As I tried to conceal my WTF face, I thought “I can handle this. I was engaged before and broke off the engagement about a year & a half ago. It’s not that different. Give him a shot.”  So I kept dating him.

When we were on dates, he was sweet and seemed interested, but between dates he’d never call and texts were few and far between. I’m not saying I want a guy to text me every five minutes, but at least once a day would be nice.  (Ps. He did social media for his job and he would text his roommates constantly when we were on dates, so he damn well could have texted me.)

But here’s the kicker, when we were actually on dates, his ex would come up. You’d think that’s normal right? I mean, she was such a big part of his life for so many years. Fine.

But what’s not normal? Still referring to her as your WIFE. Not ex-wife. Wife.

He would say things like “Oh my wife’s a great cook” (shut up) or “My wife lives in D.C. now”  (no really, I don't care.) And – no joke – while we were snuggling/kissing one evening he stopped to tell me about how a mayor he knows performed the ceremony at his and his WIFE’s wedding. ARE YOU SERIOUS?! Did you legit just get that bored with kissing me that you thought we should talk about your wedding instead? Do you want me to punch you in the face? 

Here’s the bigger kicker – I kept dating him. Why? I HAVE NO FUCKING CLUE. He barely talked to me when we weren’t on dates and when we were on dates I got to hear all about his wife. Awesome.

So one day, after about a month of dating, he texted me asking about a trial I was working on and if my boss was still calling me/texting me from trial to get materials (since I was at the office and my boss was at the trial). Because I’m so damn mature I replied “Yes, but it’s fine by me. At least I have a guy in my life that calls and texts me on a consistent basis.”

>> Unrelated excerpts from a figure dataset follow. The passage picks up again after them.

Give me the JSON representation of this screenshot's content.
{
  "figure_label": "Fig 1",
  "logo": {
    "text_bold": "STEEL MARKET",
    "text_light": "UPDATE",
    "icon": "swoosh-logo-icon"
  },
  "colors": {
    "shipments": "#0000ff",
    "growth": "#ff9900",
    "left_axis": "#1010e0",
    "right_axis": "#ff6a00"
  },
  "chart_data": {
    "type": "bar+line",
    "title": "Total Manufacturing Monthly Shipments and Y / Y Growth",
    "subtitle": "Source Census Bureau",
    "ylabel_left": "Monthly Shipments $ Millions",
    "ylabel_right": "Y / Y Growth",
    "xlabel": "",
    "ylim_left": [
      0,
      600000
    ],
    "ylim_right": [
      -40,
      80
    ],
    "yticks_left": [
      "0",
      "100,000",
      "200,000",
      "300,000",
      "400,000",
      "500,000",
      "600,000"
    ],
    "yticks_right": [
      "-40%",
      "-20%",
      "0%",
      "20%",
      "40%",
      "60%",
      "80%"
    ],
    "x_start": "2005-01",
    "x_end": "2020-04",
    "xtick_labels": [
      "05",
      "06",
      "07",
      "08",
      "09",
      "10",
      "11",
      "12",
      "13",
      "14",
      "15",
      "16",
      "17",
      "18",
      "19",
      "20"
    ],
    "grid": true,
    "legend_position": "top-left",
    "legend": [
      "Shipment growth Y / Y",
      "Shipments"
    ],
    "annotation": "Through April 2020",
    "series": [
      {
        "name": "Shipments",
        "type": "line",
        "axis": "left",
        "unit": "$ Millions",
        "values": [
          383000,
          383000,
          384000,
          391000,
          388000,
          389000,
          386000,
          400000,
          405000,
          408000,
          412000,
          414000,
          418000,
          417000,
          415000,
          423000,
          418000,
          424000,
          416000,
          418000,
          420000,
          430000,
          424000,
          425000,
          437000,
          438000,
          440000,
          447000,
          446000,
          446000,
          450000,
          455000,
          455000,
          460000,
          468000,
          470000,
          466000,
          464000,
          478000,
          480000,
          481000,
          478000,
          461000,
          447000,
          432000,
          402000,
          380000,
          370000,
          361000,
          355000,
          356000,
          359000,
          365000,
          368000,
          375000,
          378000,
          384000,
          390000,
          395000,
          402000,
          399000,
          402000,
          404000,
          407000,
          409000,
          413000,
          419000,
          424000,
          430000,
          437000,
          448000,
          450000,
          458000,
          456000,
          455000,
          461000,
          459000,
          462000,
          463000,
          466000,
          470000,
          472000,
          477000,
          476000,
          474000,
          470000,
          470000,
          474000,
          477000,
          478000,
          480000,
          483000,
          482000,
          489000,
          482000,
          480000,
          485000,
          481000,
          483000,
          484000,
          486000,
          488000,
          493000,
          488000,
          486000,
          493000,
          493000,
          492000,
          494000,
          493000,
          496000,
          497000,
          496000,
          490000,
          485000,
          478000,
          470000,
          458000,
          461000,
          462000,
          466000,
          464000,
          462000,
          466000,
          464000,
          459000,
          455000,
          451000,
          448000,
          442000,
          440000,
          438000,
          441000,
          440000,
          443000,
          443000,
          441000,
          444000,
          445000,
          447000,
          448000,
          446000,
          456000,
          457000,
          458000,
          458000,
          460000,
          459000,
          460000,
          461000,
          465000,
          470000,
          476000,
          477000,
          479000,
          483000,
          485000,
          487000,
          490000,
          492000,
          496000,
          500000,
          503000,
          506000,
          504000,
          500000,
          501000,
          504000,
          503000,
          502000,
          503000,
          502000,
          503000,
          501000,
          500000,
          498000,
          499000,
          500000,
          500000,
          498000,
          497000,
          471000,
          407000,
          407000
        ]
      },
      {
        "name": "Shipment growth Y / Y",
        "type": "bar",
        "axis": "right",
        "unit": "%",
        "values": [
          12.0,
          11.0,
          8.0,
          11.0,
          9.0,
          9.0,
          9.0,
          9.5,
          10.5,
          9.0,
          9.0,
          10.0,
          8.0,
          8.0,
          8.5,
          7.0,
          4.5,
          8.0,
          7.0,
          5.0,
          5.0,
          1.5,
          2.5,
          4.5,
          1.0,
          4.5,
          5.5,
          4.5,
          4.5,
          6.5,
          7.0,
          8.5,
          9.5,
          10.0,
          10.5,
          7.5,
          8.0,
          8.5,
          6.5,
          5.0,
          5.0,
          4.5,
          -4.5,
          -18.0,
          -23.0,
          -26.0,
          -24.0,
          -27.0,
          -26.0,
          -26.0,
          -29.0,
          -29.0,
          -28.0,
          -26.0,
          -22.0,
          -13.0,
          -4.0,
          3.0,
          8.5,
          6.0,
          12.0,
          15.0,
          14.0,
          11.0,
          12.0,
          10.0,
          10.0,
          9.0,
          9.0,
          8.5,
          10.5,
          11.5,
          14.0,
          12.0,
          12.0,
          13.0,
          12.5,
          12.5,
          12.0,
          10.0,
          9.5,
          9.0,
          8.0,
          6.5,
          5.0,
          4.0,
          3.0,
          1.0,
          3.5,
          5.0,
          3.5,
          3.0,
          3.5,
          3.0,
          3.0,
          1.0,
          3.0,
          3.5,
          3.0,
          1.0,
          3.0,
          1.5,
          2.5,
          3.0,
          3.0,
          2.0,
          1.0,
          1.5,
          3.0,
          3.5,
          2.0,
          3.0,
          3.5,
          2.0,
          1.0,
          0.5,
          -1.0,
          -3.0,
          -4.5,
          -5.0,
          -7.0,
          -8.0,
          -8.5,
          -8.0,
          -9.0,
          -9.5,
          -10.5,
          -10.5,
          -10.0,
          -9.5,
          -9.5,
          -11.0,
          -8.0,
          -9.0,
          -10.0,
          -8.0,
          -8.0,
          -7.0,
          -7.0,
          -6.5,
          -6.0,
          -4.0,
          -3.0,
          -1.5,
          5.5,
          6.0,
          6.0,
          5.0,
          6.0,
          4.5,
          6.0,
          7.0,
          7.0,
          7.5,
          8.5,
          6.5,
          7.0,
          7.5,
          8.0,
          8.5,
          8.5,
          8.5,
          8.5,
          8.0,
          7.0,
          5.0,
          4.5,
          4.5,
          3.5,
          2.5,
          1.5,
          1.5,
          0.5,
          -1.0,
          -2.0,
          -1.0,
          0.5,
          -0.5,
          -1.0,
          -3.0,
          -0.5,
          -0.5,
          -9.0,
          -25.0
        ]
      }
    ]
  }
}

And that was it. He didn’t text me back (because he was clearly just as mature as I am) and that was fine by me because I really didn’t care to get any more updates about his wife  (she really likes the way he makes grilled cheese, by the way.) 

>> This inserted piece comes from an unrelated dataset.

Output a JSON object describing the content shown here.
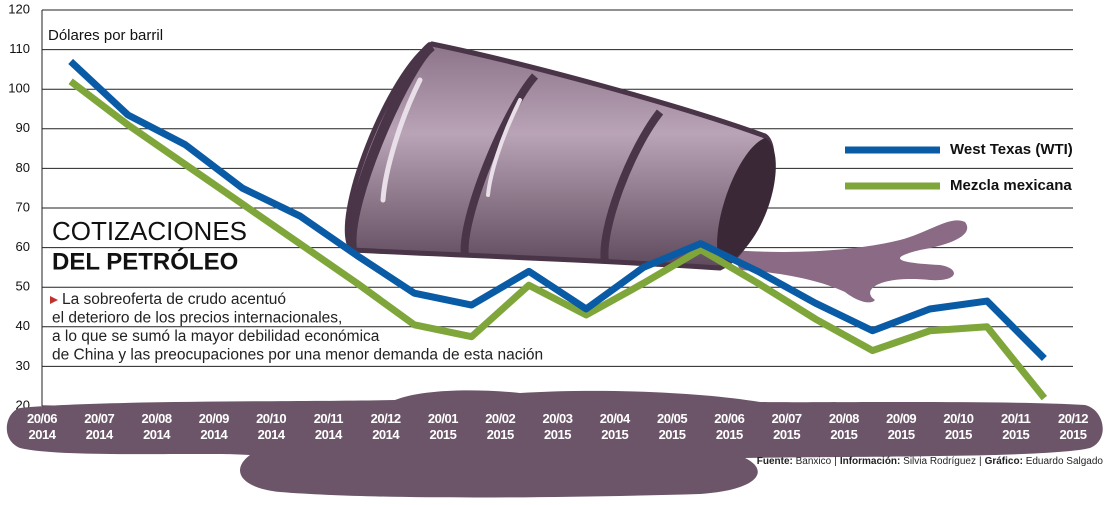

Abridged version for those of you who don't want to read about my life:

Tried to get over a break up. Watched P.S. I love you. Wanted to date Irish guy. Dated hipster instead. Hipster took me to an Irish pub where I met an Irish man. I made the poor decision not to run away with the Irish man. Found out the hipster used to be married. Still called his ex his wife. Got a free burrito. 

Lessons learned?

1. Don’t date a guy who talks about his “wife.”
2. When you see a hot Irish waiter, leave the Hipster Divorcee and go with the hottie instead.
3.  It was still worth it for the free burrito.